The Definitive Dope on Diets
Sam Venable
Special Contributor
OK, folks. Let’s tighten up—as in belts. Better get it done now before the rush begins.
Thanksgiving Day, the official start of holiday pigging, beckons. This culinary assault begins with cranberry sauce and a verse of “Come Ye Thankful People, Come;” peaks with a wedge of fruit cake and “We Three Kings;” then goes out in a fury with the last drop of champagne and “Auld Lang Syne.” All of which means you have barely enough time to get the ol’ waistline whipped into shape before those calories come calling.
How to lose weight? Easy. When it comes to shedding excess baggage, I am a decided expert. I’ve done it hundreds of times. In fact, if you added all the weight I have lost in the past 20 years, you could easily match, pound for pound, the interior offensive line of the state champion high school football team. (Of course, if you added all the weight I then have regained in that same period of time, you could easily match, ton for ton, the entire roster of the Minnesota Vikings, including cheerleaders, mascot, and pep band. But that’s neither here nor there.)
Most people start a diet with the same enthusiasm they have when they sit down to figure their taxes. This is a big mistake. They count calories diligently—157 here, 206 there—and get all bent out of shape if they pile up one too many. This makes them sad. So they eat to drown their sorrow, and the next thing they know the belt goes out another notch.
What they fail to realize is that by picking and choosing their food carefully, they can forget calories altogether. Honest. It’s like making a cool $1.5 million and then finding enough shelters to avoid paying taxes.
Ready to eat? Great. Lick those chops and dive in. There are absolutely no calories in food if the following rules are observed:
- The meal is free.
- It’s the kind of food you really don’t enjoy.

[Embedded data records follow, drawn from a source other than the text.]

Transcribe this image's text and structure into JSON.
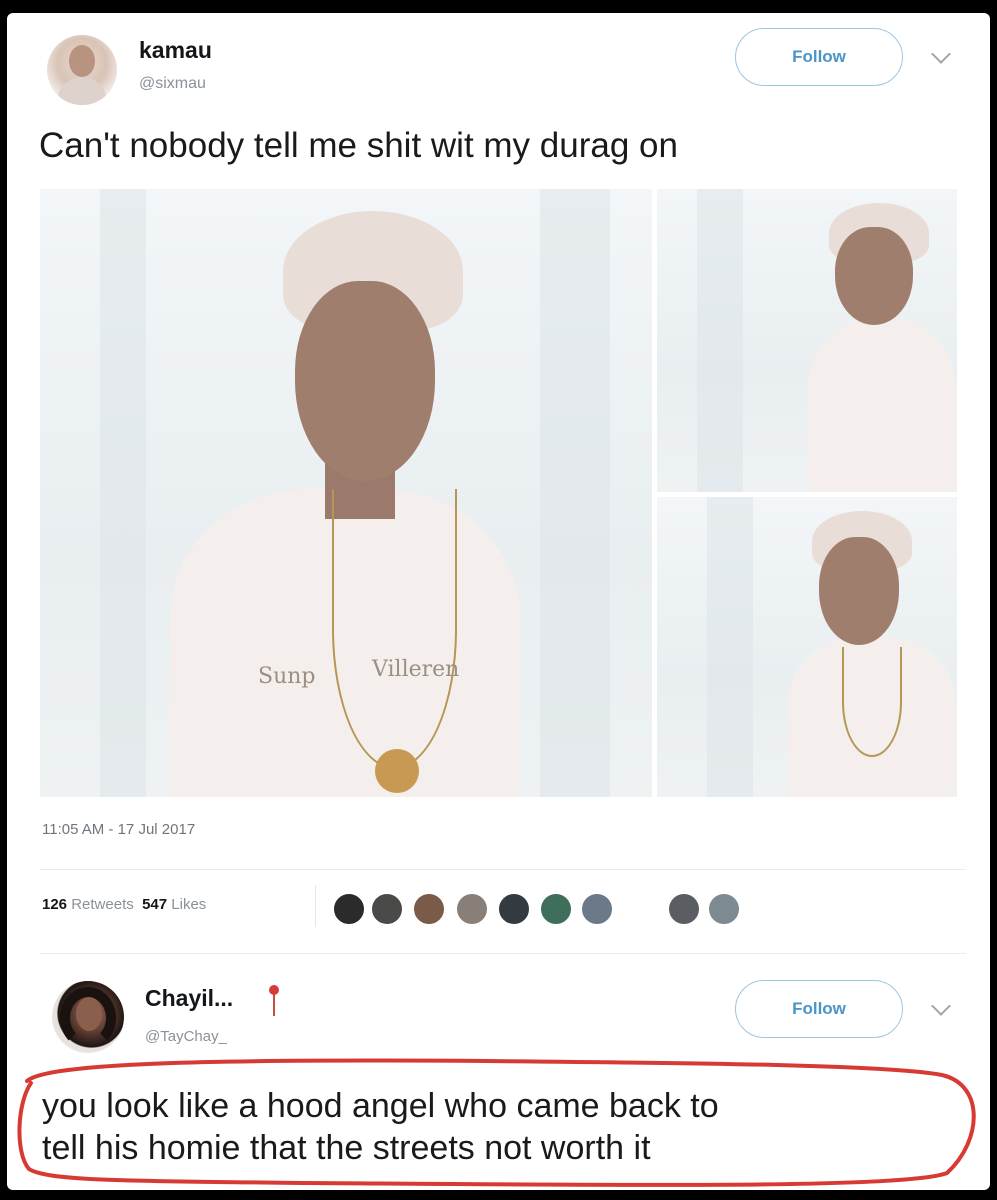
{
  "tweet": {
    "display_name": "kamau",
    "handle": "@sixmau",
    "follow_label": "Follow",
    "text": "Can't nobody tell me shit wit my durag on",
    "photo_shirt_text_left": "Sunp",
    "photo_shirt_text_right": "Villeren",
    "timestamp": "11:05 AM - 17 Jul 2017",
    "retweets_count": "126",
    "retweets_label": "Retweets",
    "likes_count": "547",
    "likes_label": "Likes",
    "liker_avatar_colors": [
      "#2b2b2b",
      "#4a4a48",
      "#7a5a48",
      "#8a7f76",
      "#333a40",
      "#3f6f5a",
      "#6a7a88",
      "#5a5e62",
      "#7d8a92"
    ]
  },
  "reply": {
    "display_name": "Chayil...",
    "handle": "@TayChay_",
    "follow_label": "Follow",
    "emoji_icon": "pushpin-icon",
    "text_line1": "you look like a hood angel who came back to",
    "text_line2": "tell his homie that the streets not worth it",
    "highlight_color": "#d63a33"
  },
  "colors": {
    "follow_text": "#4a95c8",
    "follow_border": "#9ec5e2"
  }
}
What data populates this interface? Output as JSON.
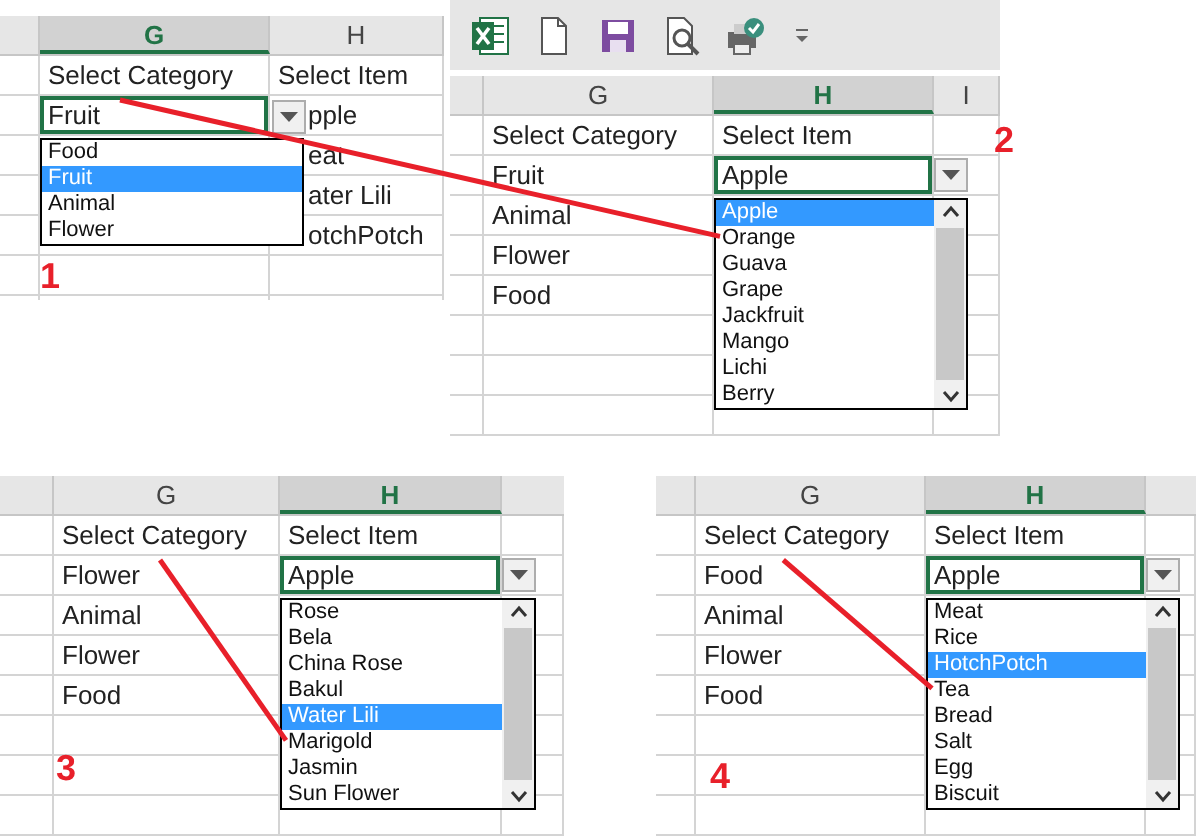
{
  "panels": [
    {
      "number": "1",
      "columns": [
        {
          "label": "G",
          "selected": true
        },
        {
          "label": "H",
          "selected": false
        }
      ],
      "rows": [
        {
          "cells": [
            {
              "text": "Select Category",
              "active": false
            },
            {
              "text": "Select Item",
              "active": false
            }
          ]
        },
        {
          "cells": [
            {
              "text": "Fruit",
              "active": true
            },
            {
              "text": "pple",
              "active": false
            }
          ]
        },
        {
          "cells": [
            null,
            {
              "text": "eat",
              "active": false
            }
          ]
        },
        {
          "cells": [
            null,
            {
              "text": "ater Lili",
              "active": false
            }
          ]
        },
        {
          "cells": [
            null,
            {
              "text": "otchPotch",
              "active": false
            }
          ]
        }
      ],
      "dropdown": {
        "scrollbar": false,
        "items": [
          {
            "label": "Food",
            "selected": false
          },
          {
            "label": "Fruit",
            "selected": true
          },
          {
            "label": "Animal",
            "selected": false
          },
          {
            "label": "Flower",
            "selected": false
          }
        ]
      }
    },
    {
      "number": "2",
      "quick_access_toolbar": true,
      "columns": [
        {
          "label": "G",
          "selected": false
        },
        {
          "label": "H",
          "selected": true
        },
        {
          "label": "I",
          "selected": false
        }
      ],
      "rows": [
        {
          "cells": [
            {
              "text": "Select Category",
              "active": false
            },
            {
              "text": "Select Item",
              "active": false
            }
          ]
        },
        {
          "cells": [
            {
              "text": "Fruit",
              "active": false
            },
            {
              "text": "Apple",
              "active": true
            }
          ]
        },
        {
          "cells": [
            {
              "text": "Animal",
              "active": false
            }
          ]
        },
        {
          "cells": [
            {
              "text": "Flower",
              "active": false
            }
          ]
        },
        {
          "cells": [
            {
              "text": "Food",
              "active": false
            }
          ]
        }
      ],
      "dropdown": {
        "scrollbar": true,
        "items": [
          {
            "label": "Apple",
            "selected": true
          },
          {
            "label": "Orange",
            "selected": false
          },
          {
            "label": "Guava",
            "selected": false
          },
          {
            "label": "Grape",
            "selected": false
          },
          {
            "label": "Jackfruit",
            "selected": false
          },
          {
            "label": "Mango",
            "selected": false
          },
          {
            "label": "Lichi",
            "selected": false
          },
          {
            "label": "Berry",
            "selected": false
          }
        ]
      }
    },
    {
      "number": "3",
      "columns": [
        {
          "label": "G",
          "selected": false
        },
        {
          "label": "H",
          "selected": true
        }
      ],
      "rows": [
        {
          "cells": [
            {
              "text": "Select Category",
              "active": false
            },
            {
              "text": "Select Item",
              "active": false
            }
          ]
        },
        {
          "cells": [
            {
              "text": "Flower",
              "active": false
            },
            {
              "text": "Apple",
              "active": true
            }
          ]
        },
        {
          "cells": [
            {
              "text": "Animal",
              "active": false
            }
          ]
        },
        {
          "cells": [
            {
              "text": "Flower",
              "active": false
            }
          ]
        },
        {
          "cells": [
            {
              "text": "Food",
              "active": false
            }
          ]
        }
      ],
      "dropdown": {
        "scrollbar": true,
        "items": [
          {
            "label": "Rose",
            "selected": false
          },
          {
            "label": "Bela",
            "selected": false
          },
          {
            "label": "China Rose",
            "selected": false
          },
          {
            "label": "Bakul",
            "selected": false
          },
          {
            "label": "Water Lili",
            "selected": true
          },
          {
            "label": "Marigold",
            "selected": false
          },
          {
            "label": "Jasmin",
            "selected": false
          },
          {
            "label": "Sun Flower",
            "selected": false
          }
        ]
      }
    },
    {
      "number": "4",
      "columns": [
        {
          "label": "G",
          "selected": false
        },
        {
          "label": "H",
          "selected": true
        }
      ],
      "rows": [
        {
          "cells": [
            {
              "text": "Select Category",
              "active": false
            },
            {
              "text": "Select Item",
              "active": false
            }
          ]
        },
        {
          "cells": [
            {
              "text": "Food",
              "active": false
            },
            {
              "text": "Apple",
              "active": true
            }
          ]
        },
        {
          "cells": [
            {
              "text": "Animal",
              "active": false
            }
          ]
        },
        {
          "cells": [
            {
              "text": "Flower",
              "active": false
            }
          ]
        },
        {
          "cells": [
            {
              "text": "Food",
              "active": false
            }
          ]
        }
      ],
      "dropdown": {
        "scrollbar": true,
        "items": [
          {
            "label": "Meat",
            "selected": false
          },
          {
            "label": "Rice",
            "selected": false
          },
          {
            "label": "HotchPotch",
            "selected": true
          },
          {
            "label": "Tea",
            "selected": false
          },
          {
            "label": "Bread",
            "selected": false
          },
          {
            "label": "Salt",
            "selected": false
          },
          {
            "label": "Egg",
            "selected": false
          },
          {
            "label": "Biscuit",
            "selected": false
          }
        ]
      }
    }
  ]
}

- You eat off someone else’s plate, especially the plate of a child who has not developed a taste for fried chicken, gravy, rolls, and cheesecake.
- It’s the last piece. Of anything.
- Someone insists you take a bite “just to see how it tastes.”
- The food is actually good for you, although I rarely employ this rule.
- You make taste-tests of the food you are preparing. Especially desserts.
- The meal is bottled and may be sold only to persons of legal age. (In this case, two meals at one sitting are acceptable.)
- You do not remember eating. (See previous rule.)
- No one is around to see you eating.
- The food is consumed between midnight and 4 a.m.
- You are in any of these emotional states: sad, happy, depressed, anxious, glad, cheerful, jolly, elated, dejected, disappointed, or despondent.
- There is leftover dough or icing.
- Some foods actually have negative calories. For example, if you are forced to eat beets, you will run up a calorie deficit and may compensate to your heart’s—or your belly’s—content. Figure on two Twinkies per beet.
See? Just listen to your Uncle Festive Feasting, and you’ll be a completely different person by Thanksgiving Day.
If you work extra hard, I’d say two, maybe three, sizes different.